Today I feel intense loss beyond belief. I woke up as daylight started, and immediately remembered what had happened. I knew that I didn't have to get up and chase her around the the house with 3 different kinds of food trying to entice her to stay alive for me. I was able to sleep for a little while longer, but woke up an hour later. The emptiness started then. This is when I ususally get up and feed the cats and then get ready for work. If it would be on a weekend, or if I had a day off, I would go back to bed for a few hours, and Tanji would come back after eating, and join me in bed. I would started petting her and she would purr, and let her body go limp. Then I would pull her close to me she would let me pet and rub her fluffy body for awhile. These were the best times. Today, I had the day off, but relaxing in bed with her was not an option. I went out and saw our dogs.

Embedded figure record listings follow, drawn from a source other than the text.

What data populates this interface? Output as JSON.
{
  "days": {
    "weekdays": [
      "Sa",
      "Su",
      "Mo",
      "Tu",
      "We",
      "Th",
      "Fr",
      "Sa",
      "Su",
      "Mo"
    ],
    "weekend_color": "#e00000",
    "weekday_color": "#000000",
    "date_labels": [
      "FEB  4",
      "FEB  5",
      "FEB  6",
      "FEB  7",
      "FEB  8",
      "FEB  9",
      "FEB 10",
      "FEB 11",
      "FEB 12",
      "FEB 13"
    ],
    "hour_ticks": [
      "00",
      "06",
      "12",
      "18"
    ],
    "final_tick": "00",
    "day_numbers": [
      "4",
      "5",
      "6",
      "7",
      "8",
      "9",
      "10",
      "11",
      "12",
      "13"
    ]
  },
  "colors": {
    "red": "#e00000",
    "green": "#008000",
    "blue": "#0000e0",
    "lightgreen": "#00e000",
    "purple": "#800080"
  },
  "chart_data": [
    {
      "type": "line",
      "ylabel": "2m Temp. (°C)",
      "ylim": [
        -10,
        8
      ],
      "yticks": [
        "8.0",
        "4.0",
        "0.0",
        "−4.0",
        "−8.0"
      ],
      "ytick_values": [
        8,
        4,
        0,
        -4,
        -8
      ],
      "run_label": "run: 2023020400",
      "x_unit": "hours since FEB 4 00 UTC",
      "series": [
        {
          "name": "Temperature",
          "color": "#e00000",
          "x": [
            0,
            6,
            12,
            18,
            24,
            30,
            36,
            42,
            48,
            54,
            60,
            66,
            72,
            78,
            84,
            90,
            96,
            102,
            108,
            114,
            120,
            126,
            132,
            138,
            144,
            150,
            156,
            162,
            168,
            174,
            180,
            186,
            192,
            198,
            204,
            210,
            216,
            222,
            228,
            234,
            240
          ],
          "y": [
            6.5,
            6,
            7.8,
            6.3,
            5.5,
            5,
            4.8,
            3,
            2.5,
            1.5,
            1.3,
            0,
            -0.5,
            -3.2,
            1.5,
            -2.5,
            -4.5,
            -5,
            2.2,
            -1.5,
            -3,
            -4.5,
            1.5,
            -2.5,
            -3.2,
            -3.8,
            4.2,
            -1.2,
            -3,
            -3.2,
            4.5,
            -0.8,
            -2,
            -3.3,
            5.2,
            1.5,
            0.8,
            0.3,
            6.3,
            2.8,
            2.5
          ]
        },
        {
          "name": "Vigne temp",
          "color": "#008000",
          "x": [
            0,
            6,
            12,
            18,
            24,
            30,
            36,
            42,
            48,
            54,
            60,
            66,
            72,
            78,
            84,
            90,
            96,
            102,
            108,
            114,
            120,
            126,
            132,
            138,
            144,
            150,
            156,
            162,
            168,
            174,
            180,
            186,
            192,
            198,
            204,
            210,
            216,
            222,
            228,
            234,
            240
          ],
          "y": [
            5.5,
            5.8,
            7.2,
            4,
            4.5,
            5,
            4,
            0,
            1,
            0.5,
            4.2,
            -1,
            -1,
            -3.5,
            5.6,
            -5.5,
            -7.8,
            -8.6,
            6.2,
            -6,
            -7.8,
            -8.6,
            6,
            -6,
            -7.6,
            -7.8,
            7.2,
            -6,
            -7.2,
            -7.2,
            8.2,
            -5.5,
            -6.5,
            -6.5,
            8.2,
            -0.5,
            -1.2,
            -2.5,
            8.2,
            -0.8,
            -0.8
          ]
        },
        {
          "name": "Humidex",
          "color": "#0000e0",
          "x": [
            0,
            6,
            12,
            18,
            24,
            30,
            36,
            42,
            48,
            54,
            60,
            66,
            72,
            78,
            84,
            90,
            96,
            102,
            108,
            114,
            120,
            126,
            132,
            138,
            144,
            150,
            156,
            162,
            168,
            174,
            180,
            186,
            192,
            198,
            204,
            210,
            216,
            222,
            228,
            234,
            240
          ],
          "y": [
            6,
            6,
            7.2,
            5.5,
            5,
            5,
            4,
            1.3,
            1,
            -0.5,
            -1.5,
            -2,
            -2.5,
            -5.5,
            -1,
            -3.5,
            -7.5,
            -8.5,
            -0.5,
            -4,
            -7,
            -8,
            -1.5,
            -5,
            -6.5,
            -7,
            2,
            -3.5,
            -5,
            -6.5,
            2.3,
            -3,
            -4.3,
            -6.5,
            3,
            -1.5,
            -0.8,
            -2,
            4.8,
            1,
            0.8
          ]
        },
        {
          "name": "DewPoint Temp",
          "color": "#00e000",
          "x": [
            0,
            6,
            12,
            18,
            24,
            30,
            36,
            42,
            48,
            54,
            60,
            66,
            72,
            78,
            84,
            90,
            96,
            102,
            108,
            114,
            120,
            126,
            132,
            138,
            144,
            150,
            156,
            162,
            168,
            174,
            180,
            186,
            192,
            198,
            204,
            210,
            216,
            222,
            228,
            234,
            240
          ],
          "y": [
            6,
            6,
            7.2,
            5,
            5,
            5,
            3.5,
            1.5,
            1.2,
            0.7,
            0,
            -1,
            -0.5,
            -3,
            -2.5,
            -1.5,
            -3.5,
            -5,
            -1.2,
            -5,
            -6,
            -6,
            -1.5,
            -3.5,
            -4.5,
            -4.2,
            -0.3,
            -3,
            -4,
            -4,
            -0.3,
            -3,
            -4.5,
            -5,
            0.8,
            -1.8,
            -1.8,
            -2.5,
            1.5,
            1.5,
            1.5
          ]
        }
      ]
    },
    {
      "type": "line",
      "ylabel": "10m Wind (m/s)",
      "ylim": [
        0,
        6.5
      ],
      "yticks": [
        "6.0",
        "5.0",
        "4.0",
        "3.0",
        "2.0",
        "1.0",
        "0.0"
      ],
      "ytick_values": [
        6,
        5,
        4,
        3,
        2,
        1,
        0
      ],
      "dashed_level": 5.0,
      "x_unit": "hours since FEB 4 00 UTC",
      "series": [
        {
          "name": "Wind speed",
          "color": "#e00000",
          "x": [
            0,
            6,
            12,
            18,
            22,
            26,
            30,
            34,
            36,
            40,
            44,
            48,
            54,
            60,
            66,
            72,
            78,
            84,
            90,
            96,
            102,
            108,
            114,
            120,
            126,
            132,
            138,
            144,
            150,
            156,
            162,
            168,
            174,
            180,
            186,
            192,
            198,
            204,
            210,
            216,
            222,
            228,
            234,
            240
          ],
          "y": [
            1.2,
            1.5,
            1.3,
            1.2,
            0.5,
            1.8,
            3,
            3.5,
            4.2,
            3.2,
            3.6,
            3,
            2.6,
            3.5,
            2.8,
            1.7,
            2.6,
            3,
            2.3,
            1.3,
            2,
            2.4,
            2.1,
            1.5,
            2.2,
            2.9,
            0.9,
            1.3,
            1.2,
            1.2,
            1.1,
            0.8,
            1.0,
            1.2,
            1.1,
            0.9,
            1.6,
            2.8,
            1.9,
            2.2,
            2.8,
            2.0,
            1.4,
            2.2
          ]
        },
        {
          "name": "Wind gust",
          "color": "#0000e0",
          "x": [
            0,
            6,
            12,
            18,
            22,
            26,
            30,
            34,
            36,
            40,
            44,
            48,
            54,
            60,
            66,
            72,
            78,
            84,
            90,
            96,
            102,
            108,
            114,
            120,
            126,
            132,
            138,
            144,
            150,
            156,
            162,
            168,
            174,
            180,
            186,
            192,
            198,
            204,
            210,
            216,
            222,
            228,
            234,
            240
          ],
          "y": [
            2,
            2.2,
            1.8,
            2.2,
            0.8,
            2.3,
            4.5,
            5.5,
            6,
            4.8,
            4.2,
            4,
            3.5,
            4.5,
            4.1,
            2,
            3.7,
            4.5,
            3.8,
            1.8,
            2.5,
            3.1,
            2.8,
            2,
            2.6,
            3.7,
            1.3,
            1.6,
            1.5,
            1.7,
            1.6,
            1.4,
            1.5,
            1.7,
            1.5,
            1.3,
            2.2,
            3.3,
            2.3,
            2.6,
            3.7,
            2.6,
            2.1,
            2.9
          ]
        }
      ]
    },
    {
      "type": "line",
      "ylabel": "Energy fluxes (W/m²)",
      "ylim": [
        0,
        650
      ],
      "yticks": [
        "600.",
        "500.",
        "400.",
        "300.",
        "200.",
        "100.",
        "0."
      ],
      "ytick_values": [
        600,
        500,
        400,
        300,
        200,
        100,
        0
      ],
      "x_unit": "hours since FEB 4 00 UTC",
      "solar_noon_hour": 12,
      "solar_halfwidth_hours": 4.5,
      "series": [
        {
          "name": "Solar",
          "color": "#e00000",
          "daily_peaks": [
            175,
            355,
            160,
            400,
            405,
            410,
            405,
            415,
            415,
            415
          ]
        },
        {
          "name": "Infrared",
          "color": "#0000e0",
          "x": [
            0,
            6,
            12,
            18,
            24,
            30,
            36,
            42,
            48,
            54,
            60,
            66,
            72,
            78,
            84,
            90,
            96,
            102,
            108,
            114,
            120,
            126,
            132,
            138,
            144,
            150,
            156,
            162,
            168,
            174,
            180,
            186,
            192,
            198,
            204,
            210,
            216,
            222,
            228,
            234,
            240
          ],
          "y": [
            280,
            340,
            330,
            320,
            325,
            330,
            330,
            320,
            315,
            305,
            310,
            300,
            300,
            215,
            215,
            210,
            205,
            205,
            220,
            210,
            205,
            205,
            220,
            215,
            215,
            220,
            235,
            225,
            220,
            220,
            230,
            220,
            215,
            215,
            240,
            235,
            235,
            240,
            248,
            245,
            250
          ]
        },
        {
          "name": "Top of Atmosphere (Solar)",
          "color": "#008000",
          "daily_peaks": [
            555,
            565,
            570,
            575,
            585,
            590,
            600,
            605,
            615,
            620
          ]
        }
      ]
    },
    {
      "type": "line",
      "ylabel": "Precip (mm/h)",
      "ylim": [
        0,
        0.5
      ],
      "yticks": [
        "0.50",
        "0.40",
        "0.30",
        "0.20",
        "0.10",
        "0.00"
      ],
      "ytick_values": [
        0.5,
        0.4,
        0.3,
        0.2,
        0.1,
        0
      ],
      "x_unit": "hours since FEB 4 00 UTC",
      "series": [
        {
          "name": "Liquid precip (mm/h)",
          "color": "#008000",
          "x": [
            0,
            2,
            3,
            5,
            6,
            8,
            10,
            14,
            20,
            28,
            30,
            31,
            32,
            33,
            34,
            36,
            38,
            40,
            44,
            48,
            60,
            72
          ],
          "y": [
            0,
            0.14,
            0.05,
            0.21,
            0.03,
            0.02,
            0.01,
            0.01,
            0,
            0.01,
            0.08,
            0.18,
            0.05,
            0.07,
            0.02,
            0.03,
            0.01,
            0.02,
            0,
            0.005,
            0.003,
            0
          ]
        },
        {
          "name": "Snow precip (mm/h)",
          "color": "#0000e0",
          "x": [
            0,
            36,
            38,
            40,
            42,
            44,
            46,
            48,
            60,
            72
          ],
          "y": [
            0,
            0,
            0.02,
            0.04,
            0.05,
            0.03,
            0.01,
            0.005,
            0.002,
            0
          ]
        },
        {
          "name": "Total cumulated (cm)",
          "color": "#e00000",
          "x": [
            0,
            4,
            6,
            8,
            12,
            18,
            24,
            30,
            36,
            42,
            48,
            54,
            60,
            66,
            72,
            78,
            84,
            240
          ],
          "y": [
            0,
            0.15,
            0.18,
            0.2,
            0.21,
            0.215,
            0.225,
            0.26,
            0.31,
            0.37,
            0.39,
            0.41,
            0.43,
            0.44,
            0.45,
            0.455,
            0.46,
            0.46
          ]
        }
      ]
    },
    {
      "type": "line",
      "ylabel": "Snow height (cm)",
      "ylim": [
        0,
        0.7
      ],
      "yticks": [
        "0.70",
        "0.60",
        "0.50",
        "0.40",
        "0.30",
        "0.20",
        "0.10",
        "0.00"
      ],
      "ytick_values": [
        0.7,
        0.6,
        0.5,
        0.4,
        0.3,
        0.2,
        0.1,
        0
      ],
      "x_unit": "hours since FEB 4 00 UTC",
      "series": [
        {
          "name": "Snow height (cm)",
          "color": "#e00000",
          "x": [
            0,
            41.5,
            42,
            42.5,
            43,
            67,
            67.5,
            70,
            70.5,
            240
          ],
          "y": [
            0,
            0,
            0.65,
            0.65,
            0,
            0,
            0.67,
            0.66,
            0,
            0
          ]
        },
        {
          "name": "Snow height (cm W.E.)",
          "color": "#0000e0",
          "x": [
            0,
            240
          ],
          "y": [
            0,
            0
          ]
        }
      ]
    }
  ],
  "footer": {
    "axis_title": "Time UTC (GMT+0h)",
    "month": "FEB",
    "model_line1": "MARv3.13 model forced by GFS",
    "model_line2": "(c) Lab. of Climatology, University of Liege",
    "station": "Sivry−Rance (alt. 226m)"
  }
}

One of them is a Rhosesian Ridgeback/Shepard mix, and she has the most expressive gold eyes. She sat with me for about half an hour and looked deep into my eyes and let me hug her again and again. Even though there were lots of mockingbirds coming very close to us, she wouldn't move until I did to go back inside. This helped a great deal.
Though I'm glad I have the other animals to channel my love to, I had the most intense bond with Tanji and now that she is gone, I feel lost and alone. On a positive note, I feel her spirit here, and she is trying hard to comfort me. I miss my Tanji girl so much.